Nuon Chea also defended his actions, saying he never ordered Khmer Rouge cadres “to mistreat or kill people to deprive them of food or commit any genocide.”
Unlike Khieu Samphan, however, Nuon Chea accepted “moral responsibility” for the deaths, repeating previous efforts to distance himself from actual crimes.
“I would like to sincerely apologize to the public, the victims, the families, and all Cambodian people,” said the frail former leader, speaking steadily as he read from pages of notes. “I wish to show my remorse and pray for the lost souls that occurred by any means” during the Khmer Rouge rule.
Nuon Chea’s words are unlikely to be any consolation for survivors, hundreds of whom crowded the courtroom and the tribunal’s grounds.

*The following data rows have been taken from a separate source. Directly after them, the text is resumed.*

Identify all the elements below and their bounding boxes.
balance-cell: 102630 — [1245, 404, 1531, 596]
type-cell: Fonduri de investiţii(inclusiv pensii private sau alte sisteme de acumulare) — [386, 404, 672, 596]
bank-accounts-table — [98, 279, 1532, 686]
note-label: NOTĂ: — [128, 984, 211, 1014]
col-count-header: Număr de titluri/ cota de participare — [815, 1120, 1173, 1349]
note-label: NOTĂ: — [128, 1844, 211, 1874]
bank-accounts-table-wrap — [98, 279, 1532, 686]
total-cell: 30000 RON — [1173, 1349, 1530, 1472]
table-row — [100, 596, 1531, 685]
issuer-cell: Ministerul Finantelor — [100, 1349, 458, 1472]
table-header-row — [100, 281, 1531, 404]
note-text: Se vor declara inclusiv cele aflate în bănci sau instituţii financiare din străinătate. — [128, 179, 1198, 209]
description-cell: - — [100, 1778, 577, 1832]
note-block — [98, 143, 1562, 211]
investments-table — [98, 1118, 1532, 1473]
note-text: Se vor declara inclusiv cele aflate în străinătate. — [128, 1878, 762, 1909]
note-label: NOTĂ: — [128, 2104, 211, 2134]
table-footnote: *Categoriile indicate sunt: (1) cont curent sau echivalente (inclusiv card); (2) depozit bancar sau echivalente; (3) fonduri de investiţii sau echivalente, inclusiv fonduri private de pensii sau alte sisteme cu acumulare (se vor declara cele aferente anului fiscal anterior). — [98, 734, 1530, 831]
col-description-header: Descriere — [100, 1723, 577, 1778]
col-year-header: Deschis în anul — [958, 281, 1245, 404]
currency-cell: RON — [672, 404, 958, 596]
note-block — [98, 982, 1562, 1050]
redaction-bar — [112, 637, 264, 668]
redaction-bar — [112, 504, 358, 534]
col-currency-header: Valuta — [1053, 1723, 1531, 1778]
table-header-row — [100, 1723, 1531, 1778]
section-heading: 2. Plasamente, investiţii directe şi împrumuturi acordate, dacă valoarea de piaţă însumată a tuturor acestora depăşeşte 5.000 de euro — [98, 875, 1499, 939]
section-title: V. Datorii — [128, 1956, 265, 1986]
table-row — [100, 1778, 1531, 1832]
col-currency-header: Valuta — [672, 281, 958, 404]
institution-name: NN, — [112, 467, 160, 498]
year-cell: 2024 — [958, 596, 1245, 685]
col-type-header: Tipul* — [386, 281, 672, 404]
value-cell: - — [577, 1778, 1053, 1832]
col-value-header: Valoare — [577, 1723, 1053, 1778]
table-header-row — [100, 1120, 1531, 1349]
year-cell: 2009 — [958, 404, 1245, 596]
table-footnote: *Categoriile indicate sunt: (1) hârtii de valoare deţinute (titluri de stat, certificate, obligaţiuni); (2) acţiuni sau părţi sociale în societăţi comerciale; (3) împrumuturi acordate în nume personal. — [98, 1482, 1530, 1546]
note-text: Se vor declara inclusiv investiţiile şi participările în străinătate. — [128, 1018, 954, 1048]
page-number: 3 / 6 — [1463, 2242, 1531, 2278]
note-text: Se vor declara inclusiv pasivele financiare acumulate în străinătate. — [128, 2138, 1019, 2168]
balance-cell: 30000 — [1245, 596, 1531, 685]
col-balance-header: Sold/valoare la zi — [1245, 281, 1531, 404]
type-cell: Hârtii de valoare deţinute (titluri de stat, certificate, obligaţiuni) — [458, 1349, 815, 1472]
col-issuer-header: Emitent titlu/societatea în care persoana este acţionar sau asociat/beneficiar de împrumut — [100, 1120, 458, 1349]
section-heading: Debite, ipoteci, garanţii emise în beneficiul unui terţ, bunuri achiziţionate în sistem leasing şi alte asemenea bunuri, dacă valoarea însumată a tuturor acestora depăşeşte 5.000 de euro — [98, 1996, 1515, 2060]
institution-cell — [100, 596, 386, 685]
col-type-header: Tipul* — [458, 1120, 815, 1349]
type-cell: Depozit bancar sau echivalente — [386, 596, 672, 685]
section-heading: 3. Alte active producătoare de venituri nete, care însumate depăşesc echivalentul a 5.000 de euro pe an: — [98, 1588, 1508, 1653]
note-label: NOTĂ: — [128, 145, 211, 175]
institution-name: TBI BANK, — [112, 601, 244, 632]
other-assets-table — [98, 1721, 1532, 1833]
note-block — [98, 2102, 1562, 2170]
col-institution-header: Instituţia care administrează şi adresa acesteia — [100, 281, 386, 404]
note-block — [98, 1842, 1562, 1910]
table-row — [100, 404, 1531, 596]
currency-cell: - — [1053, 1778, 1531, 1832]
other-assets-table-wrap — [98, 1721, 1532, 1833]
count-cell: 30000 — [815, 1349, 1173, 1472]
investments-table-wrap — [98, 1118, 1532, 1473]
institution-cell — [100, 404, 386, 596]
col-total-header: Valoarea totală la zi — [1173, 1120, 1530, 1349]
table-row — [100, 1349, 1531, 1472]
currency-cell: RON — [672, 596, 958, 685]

“He is just trying to cheat the court so that he can be freed,” said Bin Siv Lang, a 56-year-old woman who lost 11 relatives during the Khmer Rouge rule. “If he issued no orders to kill people, his subordinates would not have killed.”
Death and disability have robbed the tribunal of other defendants. Khmer Rouge Foreign Minister Ieng Sary died in March, and his wife Ieng Thirith, the regime’s social affairs minister, was declared unfit for trial in September 2012 after being diagnosed with dementia. The group’s top leader, Pol Pot, died in 1998.
The tribunal, launched in 2006, so far has convicted only one defendant, Khmer Rouge prison director Kaing Guek Eav, who was sentenced to life imprisonment in 2011.
The present trial’s focus is on the forced movement of people and excludes some of the gravest charges related to genocide, detention centers and killings.
Nuon Chea said he believed his trial proved he “was not engaged in any commission of the crimes as alleged by the co-prosecutors. … In short, I am innocent.”
Khieu Samphan said bitterly that he had lost faith in the tribunal because “no matter how hard I try to explain, they (the court’s judges) will only turn their deaf ears at me.”
“It is clear that everyone wants only one thing from me — that is, my admission of guilt … concerning the acts that I have never ever committed at all.”